Back to Seminar Schedule

Tali Dekel -- Learning to Retime People in Videos

Abstract: By changing the speed of frames, or the speed of objects, we can enhance the way we perceive events or actions in videos. In this talk, I will present two of my recent works on retiming videos, and more specifically, manipulating the timings of people's actions. 1) "SpeedNet" (CVPR 2020 oral): a method for adaptively speeding up videos based on their content, allowing us to gracefully watch videos faster while avoiding jerky and unnatural motions. 2) "Layered Neural Rendering for Retiming People" (SIGGRAPH Asia): a method for speeding up, slowing down, or entirely freezing certain people in videos, while automatically re-rendering properly all the scene elements that are related to those people, like shadows, reflections, and loose clothing. Both methods are based on novel deep neural networks that learn concepts of natural motion and scene decomposition just by observing ordinary videos, without requiring any manual labels.
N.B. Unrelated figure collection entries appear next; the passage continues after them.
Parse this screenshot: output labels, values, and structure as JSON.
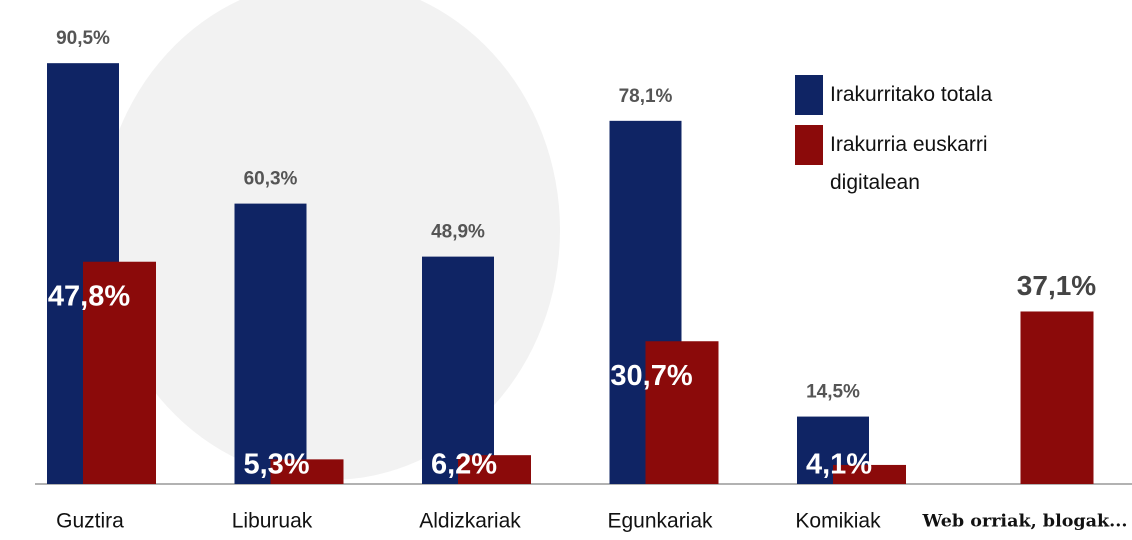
{
  "chart_data": {
    "type": "bar",
    "categories": [
      "Guztira",
      "Liburuak",
      "Aldizkariak",
      "Egunkariak",
      "Komikiak",
      "Web orriak, blogak..."
    ],
    "series": [
      {
        "name": "Irakurritako totala",
        "color": "#0f2464",
        "values": [
          90.5,
          60.3,
          48.9,
          78.1,
          14.5,
          null
        ],
        "value_labels": [
          "90,5%",
          "60,3%",
          "48,9%",
          "78,1%",
          "14,5%",
          null
        ]
      },
      {
        "name": "Irakurria euskarri digitalean",
        "color": "#8b0a0a",
        "values": [
          47.8,
          5.3,
          6.2,
          30.7,
          4.1,
          37.1
        ],
        "value_labels": [
          "47,8%",
          "5,3%",
          "6,2%",
          "30,7%",
          "4,1%",
          "37,1%"
        ]
      }
    ],
    "legend": "top-right"
  }
}
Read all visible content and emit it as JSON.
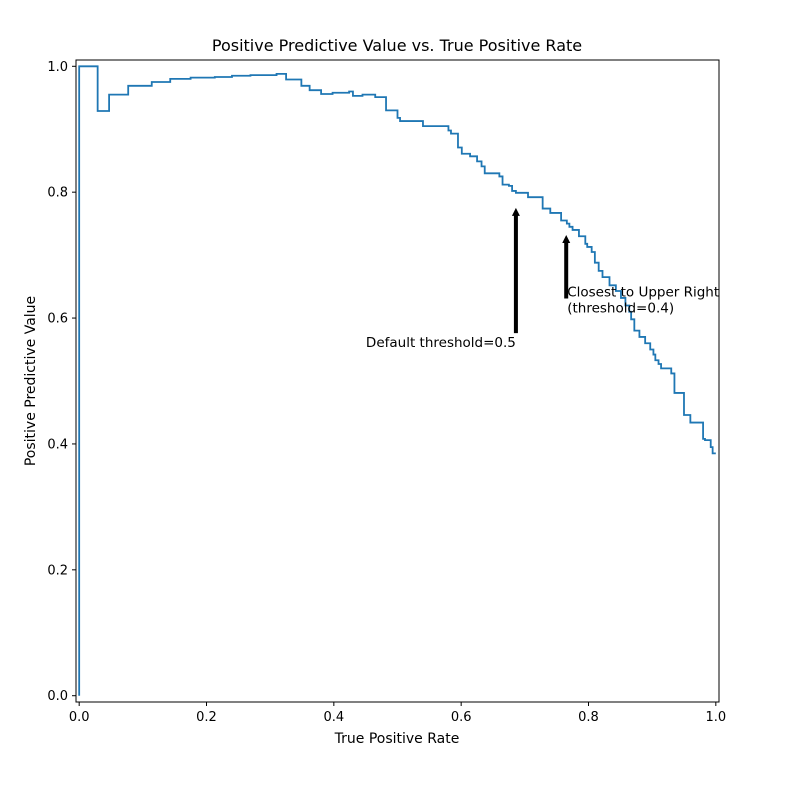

I'll show adaptively sped-up videos of sports, of boring family events (that all of us want to watch faster), and I'll demonstrate various retiming effects of people dancing, groups running, and kids jumping on trampolines.

Bio: Tali Dekel is a Senior Research Scientist at Google, Cambridge MA, developing algorithms at the intersection of computer vision, computer graphics, and machine learning. She also just joined the Mathematics and Computer Science Department at the Weizmann Institute, Israel, as a faculty member (Assistant Professor). Before Google, she was a Postdoctoral Associate at the Computer Science and Artificial Intelligence Lab (CSAIL) at MIT. Tali completed her Ph.D. studies at the school of electrical engineering, Tel-Aviv University, Israel. Her research interests include computational photography, image/video synthesis, geometry and 3D reconstruction. Her awards and honors include the National Postdoctoral Award for Advancing Women in Science (2014), the Rothschild Postdoctoral Fellowship (2015), the SAMSON - Prime Minster's Researcher Recruitment Prize (2019), Best Paper Honorable Mention in CVPR 2019, and Best Paper Award (Marr Prize) in ICCV 2019. She served as the workshop co-chair for CVPR 2020.